Schlug er daraufhin im Index auf Blatt 361 in der ersten Kolonne unten den Namen Strauß nach, wurde ihm auch hier eine Überraschung zuteil. Der früher vorhanden gewesene Hinweis auf Blatt 210 war nicht mehr vorhanden. An seiner Stelle bemerkte man nur einen dem Kenner allein verständlichen, von einer Abdeckung bei der Fotoaufnahme herrührenden Oberstrich. Dabei kam den Fälschern der Umstand zustatten, daß sie im Index nicht wie bei der Trauungseintragung auf Blatt 210 selbst den ganzen Namen zu tilgen, sondern nur die Zahl 210 verschwinden zu lassen brauchten, weil der Name an sich mit der ersten Hinweiszahl auf Blatt 51 ohne weiters stehen bleiben konnte, da die auf dem genannten Blatt verzeichnete Eheschließung eines Strauß keinen Verwandten der Musikerdynastie betrifft.

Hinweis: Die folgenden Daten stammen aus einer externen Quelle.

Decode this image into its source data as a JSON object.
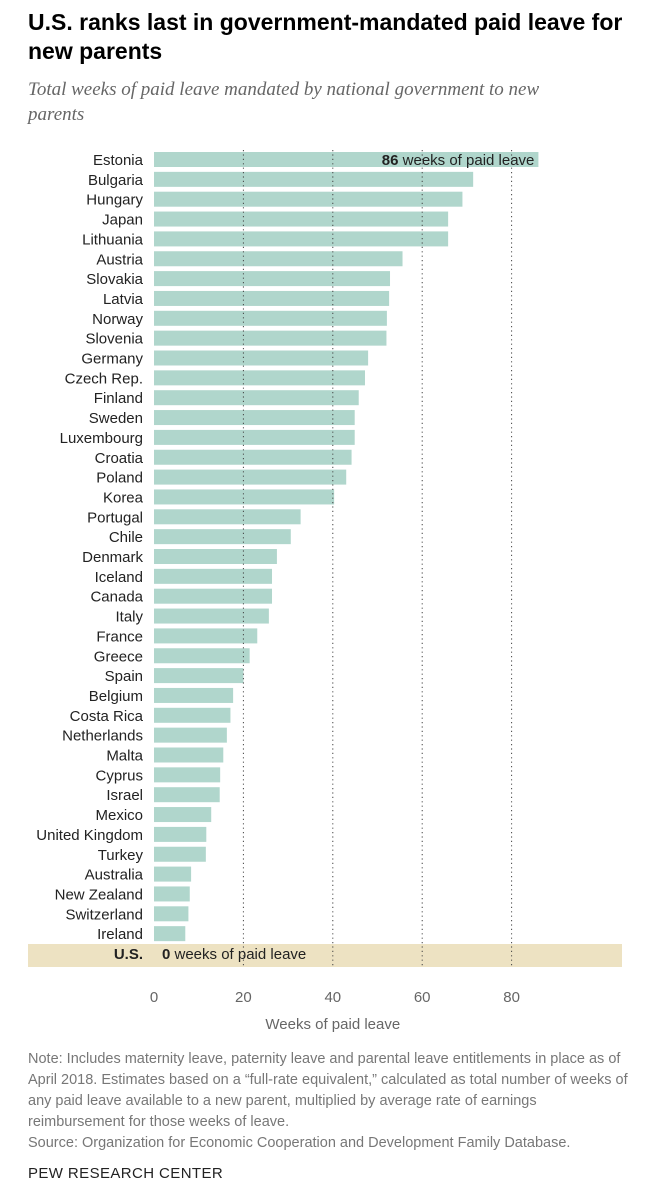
{
  "title": "U.S. ranks last in government-mandated paid leave for new parents",
  "subtitle": "Total weeks of paid leave mandated by national government to new parents",
  "chart_data": {
    "type": "bar",
    "orientation": "horizontal",
    "categories": [
      "Estonia",
      "Bulgaria",
      "Hungary",
      "Japan",
      "Lithuania",
      "Austria",
      "Slovakia",
      "Latvia",
      "Norway",
      "Slovenia",
      "Germany",
      "Czech Rep.",
      "Finland",
      "Sweden",
      "Luxembourg",
      "Croatia",
      "Poland",
      "Korea",
      "Portugal",
      "Chile",
      "Denmark",
      "Iceland",
      "Canada",
      "Italy",
      "France",
      "Greece",
      "Spain",
      "Belgium",
      "Costa Rica",
      "Netherlands",
      "Malta",
      "Cyprus",
      "Israel",
      "Mexico",
      "United Kingdom",
      "Turkey",
      "Australia",
      "New Zealand",
      "Switzerland",
      "Ireland",
      "U.S."
    ],
    "values": [
      86,
      71.4,
      69,
      65.8,
      65.8,
      55.6,
      52.8,
      52.6,
      52.1,
      52,
      47.9,
      47.2,
      45.8,
      44.9,
      44.9,
      44.2,
      43,
      40.3,
      32.8,
      30.6,
      27.5,
      26.4,
      26.4,
      25.7,
      23.1,
      21.4,
      20,
      17.7,
      17.1,
      16.3,
      15.5,
      14.8,
      14.7,
      12.8,
      11.7,
      11.6,
      8.3,
      8,
      7.7,
      7,
      0
    ],
    "highlight": {
      "category": "U.S.",
      "value_label": "0",
      "text": "weeks of paid leave"
    },
    "top_annotation": {
      "value_label": "86",
      "text": "weeks of paid leave"
    },
    "xlabel": "Weeks of paid leave",
    "xticks": [
      "0",
      "20",
      "40",
      "60",
      "80"
    ],
    "xlim": [
      0,
      100
    ],
    "gridlines": "dotted at 20, 40, 60, 80",
    "colors": {
      "bar": "#b0d6cc",
      "highlight_band": "#ede2c2",
      "grid": "#444444"
    }
  },
  "note": "Note: Includes maternity leave, paternity leave and parental leave entitlements in place as of April 2018. Estimates based on a “full-rate equivalent,” calculated as total number of weeks of any paid leave available to a new parent, multiplied by average rate of earnings reimbursement for those weeks of leave.",
  "source": "Source: Organization for Economic Cooperation and Development Family Database.",
  "brand": "PEW RESEARCH CENTER"
}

So hatte man also das gewünschte Ziel erreicht: die leidige Strauß-Eintragung war den Augen aller Neugierigen entzogen und die Straußmusik, “die so deutsch ist” wie der Stürmer schrieb, konnte weiterhin von allen Reichssendern ausgestrahlt werden. Zur Erreichung eines so edlen Zweckes war es nach damaliger Ansicht nur recht und billig, eine nebensächliche Urkundenfälschung zu begehen. Um eine solche handelt es sieh unwiderlegbar infolge der mit dem amtlichen Siegel bekräftigten Übereinstimmungsklausel vom 20. Februar 1941.
Kurze Zeit nach der Befreiung holte das Dompfarramt den Originalband aus dem Haus-, Hof- und Staatsarchiv zurück und bewahrt nebenher die Kopie als Zeugnis für eine typische Handlung der Machthaber im “tausendjährigen Dritten Reich.”